Which graph shows \( f(x)=3 \cdot 2^{x-7}+3 \) and its translation \( g(x)=f(x+7) \)

1. We start with \[ f(x)=3\cdot 2^{\,x-7}+3. \] Note that compared to the “base‐exponential” function, this function has been shifted horizontally and vertically. In particular, the exponent \(x-7\) indicates a rightward shift by 7 units, and the “\(+3\)” at the end translates the graph upward by 3 units. Its horizontal asymptote is at \(y=3\) since \[ \lim_{x\to-\infty} 3\cdot 2^{\,x-7}+3 = 3. \] 2. Next, we consider the translated function \[ g(x)=f(x+7). \] Substituting \(x+7\) into \(f\) yields \[ g(x)=3\cdot 2^{\,(x+7)-7}+3 = 3\cdot 2^{\,x}+3. \] Hence, \(g(x)\) is simply the function \[ g(x)=3\cdot 2^x+3. \] 3. Comparing the two functions: - The graph of \(f(x)=3\cdot 2^{x-7}+3\) has a horizontal asymptote \(y=3\) and, due to the shift \(x-7\), passes through the point where the exponent equals zero. Setting \(x-7=0\) gives \(x=7\), and at this point \[ f(7)=3\cdot 2^0+3=3\cdot 1+3=6. \] So the point \((7,6)\) lies on the graph of \(f\). - The graph of \(g(x)=3\cdot 2^x+3\) has the same vertical shift (asymptote at \(y=3\)), but its “critical” point now occurs when \(x=0\) since the exponent is \(x\). Indeed, \[ g(0)=3\cdot 2^0+3=3+3=6. \] Thus, the point \((0,6)\) lies on \(g\). 4. The translation from \(f\) to \(g\) is exactly a horizontal shift of 7 units to the left.
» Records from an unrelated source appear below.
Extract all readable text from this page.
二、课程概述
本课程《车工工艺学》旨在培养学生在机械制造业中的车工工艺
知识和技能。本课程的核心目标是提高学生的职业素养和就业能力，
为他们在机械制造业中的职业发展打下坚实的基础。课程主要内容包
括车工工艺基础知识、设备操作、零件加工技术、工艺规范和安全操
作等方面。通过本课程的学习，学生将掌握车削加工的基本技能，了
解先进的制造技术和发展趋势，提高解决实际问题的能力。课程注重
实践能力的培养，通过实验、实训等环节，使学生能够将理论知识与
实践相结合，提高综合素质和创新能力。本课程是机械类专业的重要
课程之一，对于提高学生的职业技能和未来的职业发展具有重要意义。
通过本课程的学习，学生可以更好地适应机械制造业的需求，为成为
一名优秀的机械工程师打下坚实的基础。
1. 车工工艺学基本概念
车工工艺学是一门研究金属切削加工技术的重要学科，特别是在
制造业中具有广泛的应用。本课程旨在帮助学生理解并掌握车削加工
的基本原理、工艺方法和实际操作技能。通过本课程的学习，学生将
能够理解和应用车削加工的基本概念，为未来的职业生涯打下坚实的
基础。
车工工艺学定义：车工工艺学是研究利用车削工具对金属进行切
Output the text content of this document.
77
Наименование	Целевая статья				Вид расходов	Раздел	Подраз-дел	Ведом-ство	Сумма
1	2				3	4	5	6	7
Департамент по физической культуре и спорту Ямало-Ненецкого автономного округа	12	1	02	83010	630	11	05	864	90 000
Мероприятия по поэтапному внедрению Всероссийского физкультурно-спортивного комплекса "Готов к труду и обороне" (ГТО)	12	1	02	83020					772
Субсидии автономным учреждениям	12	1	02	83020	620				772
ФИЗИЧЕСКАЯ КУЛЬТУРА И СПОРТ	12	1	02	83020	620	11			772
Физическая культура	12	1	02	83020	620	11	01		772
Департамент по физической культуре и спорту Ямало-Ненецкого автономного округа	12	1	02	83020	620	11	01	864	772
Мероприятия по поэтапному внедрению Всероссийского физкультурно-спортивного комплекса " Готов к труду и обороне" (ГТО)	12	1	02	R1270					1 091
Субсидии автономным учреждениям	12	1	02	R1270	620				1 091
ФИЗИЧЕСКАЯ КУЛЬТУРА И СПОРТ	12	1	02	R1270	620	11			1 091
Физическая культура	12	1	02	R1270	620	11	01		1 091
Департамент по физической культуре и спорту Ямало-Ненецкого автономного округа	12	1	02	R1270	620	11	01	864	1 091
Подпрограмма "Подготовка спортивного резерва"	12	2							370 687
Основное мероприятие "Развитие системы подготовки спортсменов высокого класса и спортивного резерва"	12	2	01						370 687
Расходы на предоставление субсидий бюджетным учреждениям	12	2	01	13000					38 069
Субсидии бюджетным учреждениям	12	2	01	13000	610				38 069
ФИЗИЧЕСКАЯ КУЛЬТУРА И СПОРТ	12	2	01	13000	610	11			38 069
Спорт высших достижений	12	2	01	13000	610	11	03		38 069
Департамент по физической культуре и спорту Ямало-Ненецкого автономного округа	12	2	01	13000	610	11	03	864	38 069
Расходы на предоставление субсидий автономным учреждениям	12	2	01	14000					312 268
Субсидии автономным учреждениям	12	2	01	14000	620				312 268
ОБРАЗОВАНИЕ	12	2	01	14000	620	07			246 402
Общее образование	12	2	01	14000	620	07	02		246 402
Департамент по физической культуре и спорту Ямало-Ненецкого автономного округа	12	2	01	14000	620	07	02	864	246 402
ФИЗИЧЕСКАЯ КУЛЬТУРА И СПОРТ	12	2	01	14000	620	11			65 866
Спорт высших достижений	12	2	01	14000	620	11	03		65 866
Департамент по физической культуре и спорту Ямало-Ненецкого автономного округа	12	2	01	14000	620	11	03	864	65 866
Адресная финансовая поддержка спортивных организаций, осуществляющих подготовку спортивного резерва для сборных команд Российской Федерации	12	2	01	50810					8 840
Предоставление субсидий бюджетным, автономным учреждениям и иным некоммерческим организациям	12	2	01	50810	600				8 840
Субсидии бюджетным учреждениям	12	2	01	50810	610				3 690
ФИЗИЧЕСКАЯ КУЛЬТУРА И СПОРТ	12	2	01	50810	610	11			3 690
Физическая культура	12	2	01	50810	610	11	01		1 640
In other words, every point on the graph of \(f\) is moved 7 units left to obtain the graph of \(g\). 5. Therefore, the correct graph shows: - The curve for \(f(x)=3\cdot 2^{x-7}+3\) with horizontal asymptote \(y=3\) and passing through \((7,6)\), - And the translated curve for \(g(x)=f(x+7)=3\cdot 2^x+3\) with the same asymptote and passing through \((0,6)\). Any graph that displays an exponential curve with these properties – the original curve shifted 7 units right with \((7,6)\) on it and its translation shifted 7 units left so that it passes through \((0,6)\) – is the correct one.